Pflanzenschutz

Pflanzenschutzmittel: Handel stärker kontrollieren

, erstellt von

Rund 14 Prozent der 2017 in der EU gehandelten Pflanzenschutzmittel waren Schätzungen zufolge gefälscht. Um dem Handel mit illegalen Mitteln einen Riegel vorzuschieben, sprechen sich Experten vor allem für schärfere Kontrollen aus – an den Grenzen und im Internet.

Allein im Jahr 2016 wurden 17.800 Tonnen Pflanzenschutzmittel, überwiegend aus Asien, auf dem Seeweg nach Hamburg geliefert. Foto: Pixabay

Illegale Pflanzenschutzmittel gefährden Umwelt und Gesundheit

Auf Einladung des Bundesamts für Verbraucherschutz und Lebensmittelsicherheit (BVL) trafen sich internationale Fachleute am 6. und 7. November in Braunschweig zu einem Symposium, um über Maßnahmen zur Bekämpfung des weltweiten Handels mit illegalen Pflanzenschutzmitteln zu diskutieren.

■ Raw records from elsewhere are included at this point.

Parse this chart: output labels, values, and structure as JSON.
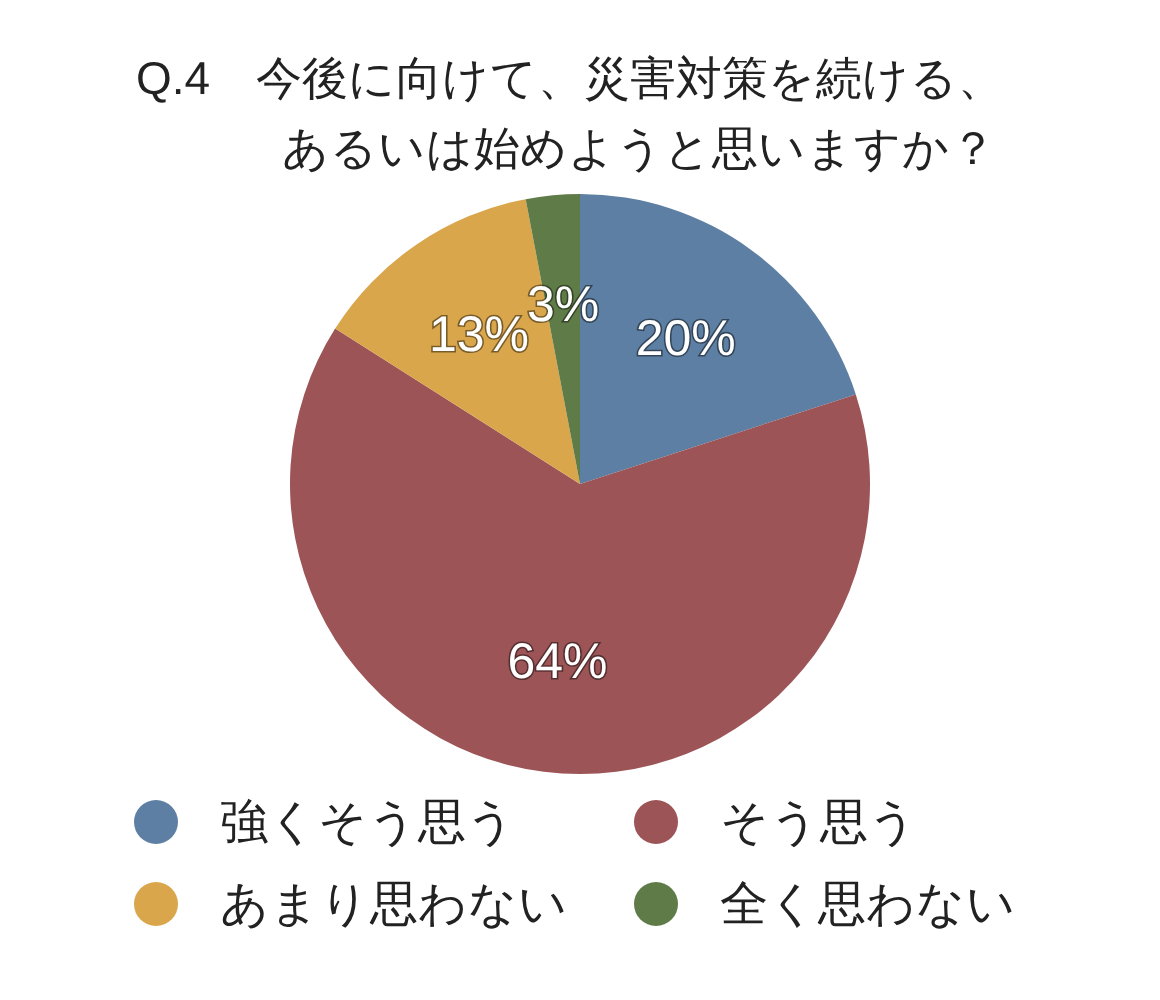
{
  "chart_data": {
    "type": "pie",
    "title": "Q.4　今後に向けて、災害対策を続ける、あるいは始めようと思いますか？",
    "categories": [
      "強くそう思う",
      "そう思う",
      "あまり思わない",
      "全く思わない"
    ],
    "values": [
      20,
      64,
      13,
      3
    ],
    "colors": [
      "#5d7fa3",
      "#9c5457",
      "#d9a64c",
      "#5f7c48"
    ],
    "value_labels": [
      "20%",
      "64%",
      "13%",
      "3%"
    ],
    "legend": "bottom"
  }
}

Denn gefälschte oder nicht zugelassene Präparate können ein Risiko für Umwelt und Gesundheit darstellen und großen wirtschaftlichen Schaden verursachen.

Allein die in der EU im vergangenen Jahr gehandelten gefälschten Pflanzenschutzmittel hatten ein Marktvolumen von rund 1,3 Milliarden Euro, schätzt das Amt der Europäischen Union für geistiges Eigentum (EUIPO). Der weltweite Anteil illegaler Präparate am Gesamtmarkt für Pflanzenschutzmittel soll sich demnach auf jährlich über sechs Milliarden Euro belaufen.

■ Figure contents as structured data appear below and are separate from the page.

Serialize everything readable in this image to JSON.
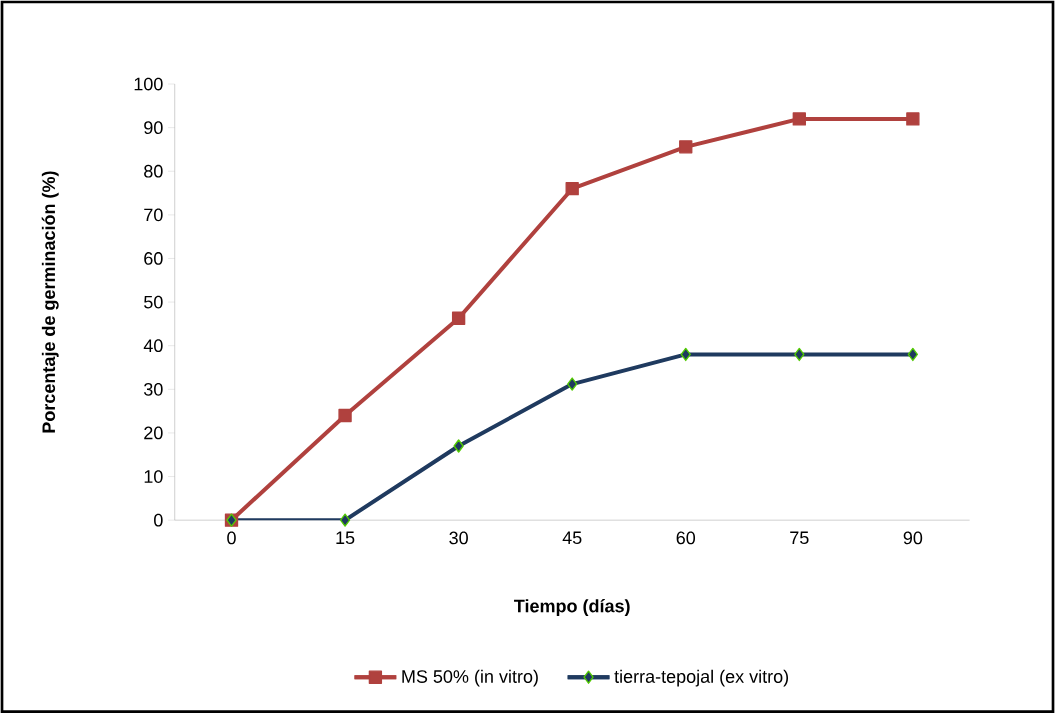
{
  "chart_data": {
    "type": "line",
    "xlabel": "Tiempo (días)",
    "ylabel": "Porcentaje de germinación (%)",
    "categories": [
      "0",
      "15",
      "30",
      "45",
      "60",
      "75",
      "90"
    ],
    "series": [
      {
        "name": "MS 50% (in vitro)",
        "color": "#b0413e",
        "marker": "square",
        "values": [
          0,
          24,
          46.3,
          76,
          85.6,
          92,
          92
        ]
      },
      {
        "name": "tierra-tepojal (ex vitro)",
        "color": "#1f3a5f",
        "marker": "diamond",
        "values": [
          0,
          0,
          17,
          31.2,
          38,
          38,
          38
        ]
      }
    ],
    "ylim": [
      0,
      100
    ],
    "yticks": [
      0,
      10,
      20,
      30,
      40,
      50,
      60,
      70,
      80,
      90,
      100
    ],
    "legend": "bottom"
  }
}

BVL weitet Überwachung des Internethandels aus

„Wir haben es hier mit einer Form der organisierten Kriminalität zu tun, die globale Lieferketten entwickelt hat und weltweit agiert“, umriss BVL-Präsident Dr. Helmut Tschiersky in seiner Begrüßungsrede vor rund 80 internationalen Experten die Dimension des Problems. Statt geprüfter und amtlich zugelassener Substanzen, würden gefälschte Produkte mit unbekannten Chemikalien-Mixturen in Umlauf gebracht. „Niemand weiß, was darin enthalten ist, niemand hat sie getestet“, so Tschiersky.

Wie der BVL-Präsident ankündigte, will seine Behörde die Überwachung des Internethandels künftig auch auf Pflanzenschutzmittel ausweiten. Eine entsprechende Vereinbarung mit den Bundesländern soll in Kürze abgeschlossen werden. Darüber hinaus werden im BVL-Labor für Formulierungschemie Analysemethoden entwickelt, um verdächtige Produkte umfassender untersuchen und somit illegale Pflanzenschutzmittel identifizieren zu können.

Deutschland oft nur Zwischenstation

Entscheidende Bedeutung bei der Bekämpfung des Handels mit illegalen Produkten hat nach Auffassung der Experten die Kontrolle an den Außengrenzen der EU. Bereits seit 2009 kontrolliert deshalb der Pflanzenschutzdienst beispielsweise im Hamburger Hafen verstärkt Pflanzenschutzmittel-Lieferungen, die auf dem Seeweg nach Europa gelangen, wie Dr. Jörg Buddemeyer von der Hamburger Behörde für Wirtschaft, Verkehr und Innovation berichtete.

Keine leichte Aufgabe, in Anbetracht von 17.800 Tonnen Pflanzenschutzmitteln, die allein im Jahr 2016 überwiegend aus Asien nach Hamburg geliefert wurden. Etwa zwei Drittel der Substanzen befinden sich laut Buddemeyer im Transit und werden weiter in andere EU- und Drittstaaten verschifft. „Gerade die Kontrolle beim Transit muss verschärft werden“, forderte deshalb Dr. Thierry Henne von OLAF, der Antibetrugsbehörde der Europäischen Kommission.

EU-weite Harmonisierung der Kontrollen

Hoffnungen setzten die Teilnehmer des zweitägigen BVL-Symposiums in die neue EU-Kontrollverordnung 2017/625, die bis Ende nächsten Jahres umgesetzt werden muss. Diese sieht erstmals klare Regelungen für die Kontrolle des Handels und der Anwendung von Pflanzenschutzmitteln vor. Derartige Kontrollen gibt es bereits in vielen EU-Staaten wie der Bundesrepublik. Diese sollen nun EU-weit harmonisiert werden.